The Assessment includes biological and physical indicators to identify constraints and guide prioritization of management practices that will build your soil health.
#2. Find Local Partners
If you are just getting started, it is recommended that you seek assistance from an agricultural service provider. Your local ag retailers and consultants can provide a wealth of knowledge. In addition, there are organizations across New York who can help you with various aspects of soil health. Your local Cornell Cooperative Extension office, County Soil and Water Conservation Districts, and Natural Resources Conservation Service staff are available to help farmers seeking technical or financial assistance to implement conservation practices. Many of these groups offer soil health field days and workshops to learn and network with other growers.
#3. Test a New Practice
Considering a new cover crop or reducing tillage in a certain rotation? You can get started with a side-by-side comparison plot this year to see how the practice compares to your traditional method in the same crop. Watch a short video featuring two Long Island vegetable growers sharing what they learned trying different conservation practices on their farms. Your local Cooperative Extension agent can help you with setting up your plot.
#4. Track the Results and Cost
When it comes to farming practices, it’s important to get a full picture of the results and savings. In addition to tracking your expenses, record the time and labor investments given to each field. You might be surprised how certain practices affect how many trips you make over the field with equipment, saving fuel and labor, or how one field recovers more quickly from severe weather.

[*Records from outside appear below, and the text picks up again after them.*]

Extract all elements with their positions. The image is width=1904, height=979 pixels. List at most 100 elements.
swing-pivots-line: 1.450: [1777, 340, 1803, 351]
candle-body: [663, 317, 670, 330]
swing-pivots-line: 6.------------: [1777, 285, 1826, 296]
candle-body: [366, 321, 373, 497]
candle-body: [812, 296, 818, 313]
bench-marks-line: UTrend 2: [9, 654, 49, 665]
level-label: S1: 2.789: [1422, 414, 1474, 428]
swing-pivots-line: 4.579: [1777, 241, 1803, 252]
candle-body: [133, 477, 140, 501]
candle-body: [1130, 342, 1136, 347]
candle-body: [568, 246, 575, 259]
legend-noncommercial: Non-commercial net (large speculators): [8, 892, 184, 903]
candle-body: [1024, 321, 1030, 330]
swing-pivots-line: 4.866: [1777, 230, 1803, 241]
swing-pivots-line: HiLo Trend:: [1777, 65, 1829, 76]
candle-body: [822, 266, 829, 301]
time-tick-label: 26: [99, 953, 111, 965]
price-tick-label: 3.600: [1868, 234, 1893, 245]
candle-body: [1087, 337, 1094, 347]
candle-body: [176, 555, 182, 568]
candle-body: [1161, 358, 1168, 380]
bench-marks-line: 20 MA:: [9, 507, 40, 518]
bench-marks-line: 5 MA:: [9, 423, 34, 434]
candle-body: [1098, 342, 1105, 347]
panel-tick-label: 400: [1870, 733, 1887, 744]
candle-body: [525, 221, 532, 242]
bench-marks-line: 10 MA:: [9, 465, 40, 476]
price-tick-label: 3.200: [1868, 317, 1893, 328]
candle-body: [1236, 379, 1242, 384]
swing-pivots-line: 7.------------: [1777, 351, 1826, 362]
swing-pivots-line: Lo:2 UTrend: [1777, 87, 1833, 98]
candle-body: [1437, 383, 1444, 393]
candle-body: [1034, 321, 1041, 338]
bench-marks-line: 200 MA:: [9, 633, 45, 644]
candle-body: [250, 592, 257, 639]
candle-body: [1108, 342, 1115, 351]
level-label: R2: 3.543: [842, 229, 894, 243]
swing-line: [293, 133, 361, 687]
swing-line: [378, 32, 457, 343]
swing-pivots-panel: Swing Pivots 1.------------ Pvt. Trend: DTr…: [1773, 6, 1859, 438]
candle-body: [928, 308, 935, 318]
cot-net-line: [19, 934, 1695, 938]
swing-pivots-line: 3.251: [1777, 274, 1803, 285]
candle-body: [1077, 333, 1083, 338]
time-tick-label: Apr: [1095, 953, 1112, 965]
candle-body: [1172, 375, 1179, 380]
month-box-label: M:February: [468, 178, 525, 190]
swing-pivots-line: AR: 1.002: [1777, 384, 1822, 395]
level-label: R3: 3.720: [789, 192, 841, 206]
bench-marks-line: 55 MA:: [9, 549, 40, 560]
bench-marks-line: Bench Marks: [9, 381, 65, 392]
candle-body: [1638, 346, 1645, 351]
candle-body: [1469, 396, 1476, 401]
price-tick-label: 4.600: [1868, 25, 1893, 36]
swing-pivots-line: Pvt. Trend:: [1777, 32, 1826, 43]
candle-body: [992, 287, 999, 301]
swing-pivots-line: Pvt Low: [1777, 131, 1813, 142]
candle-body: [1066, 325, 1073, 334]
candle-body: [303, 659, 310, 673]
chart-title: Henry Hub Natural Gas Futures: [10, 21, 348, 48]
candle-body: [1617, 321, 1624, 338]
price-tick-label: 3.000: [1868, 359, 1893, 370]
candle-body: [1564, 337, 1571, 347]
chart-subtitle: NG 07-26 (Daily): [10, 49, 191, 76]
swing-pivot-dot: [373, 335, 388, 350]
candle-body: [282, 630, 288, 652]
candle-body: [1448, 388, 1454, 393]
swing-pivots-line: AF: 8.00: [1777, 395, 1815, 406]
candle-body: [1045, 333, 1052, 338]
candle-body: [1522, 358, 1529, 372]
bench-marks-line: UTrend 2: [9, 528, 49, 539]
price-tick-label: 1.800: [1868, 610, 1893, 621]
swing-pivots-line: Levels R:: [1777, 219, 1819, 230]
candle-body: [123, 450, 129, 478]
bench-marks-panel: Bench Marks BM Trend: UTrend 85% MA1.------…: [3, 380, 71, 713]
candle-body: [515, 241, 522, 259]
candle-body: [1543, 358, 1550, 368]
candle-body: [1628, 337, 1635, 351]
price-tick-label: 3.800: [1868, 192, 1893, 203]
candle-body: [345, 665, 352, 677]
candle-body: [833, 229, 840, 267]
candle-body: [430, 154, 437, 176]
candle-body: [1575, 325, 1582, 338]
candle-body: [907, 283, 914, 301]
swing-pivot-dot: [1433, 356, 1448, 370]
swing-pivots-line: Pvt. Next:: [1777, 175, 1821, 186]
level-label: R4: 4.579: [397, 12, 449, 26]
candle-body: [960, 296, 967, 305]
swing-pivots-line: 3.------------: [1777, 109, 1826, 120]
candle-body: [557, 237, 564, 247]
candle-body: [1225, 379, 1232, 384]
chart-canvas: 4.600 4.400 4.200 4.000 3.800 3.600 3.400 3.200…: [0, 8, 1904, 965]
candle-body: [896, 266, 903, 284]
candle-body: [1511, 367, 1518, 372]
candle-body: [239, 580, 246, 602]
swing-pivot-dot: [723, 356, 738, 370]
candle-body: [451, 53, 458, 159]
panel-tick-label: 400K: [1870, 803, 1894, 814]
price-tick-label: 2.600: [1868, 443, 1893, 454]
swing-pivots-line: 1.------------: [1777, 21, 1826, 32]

As John Zilnicki says in the video, “Cover crops down the road are going to save us inputs. Up front this might cost us a little more, but down the road less fertilizer, suppressed weeds, that’s going to save us money.” Vegetable grower Phil Schmitt found that he saves over $33 per acre per year when he switched to using a zone builder and controlled release nitrogen fertilizer. There are other savings that cannot be accounted for such as greater infiltration, reduced water and wind erosion, and resiliency to extreme weather events.
#5. Evaluate and Plan for Next Year
Building soil health takes time. You may not see the results you want in a year, and that’s okay! At the end of the season, reflect on what went well and what you might do differently next year.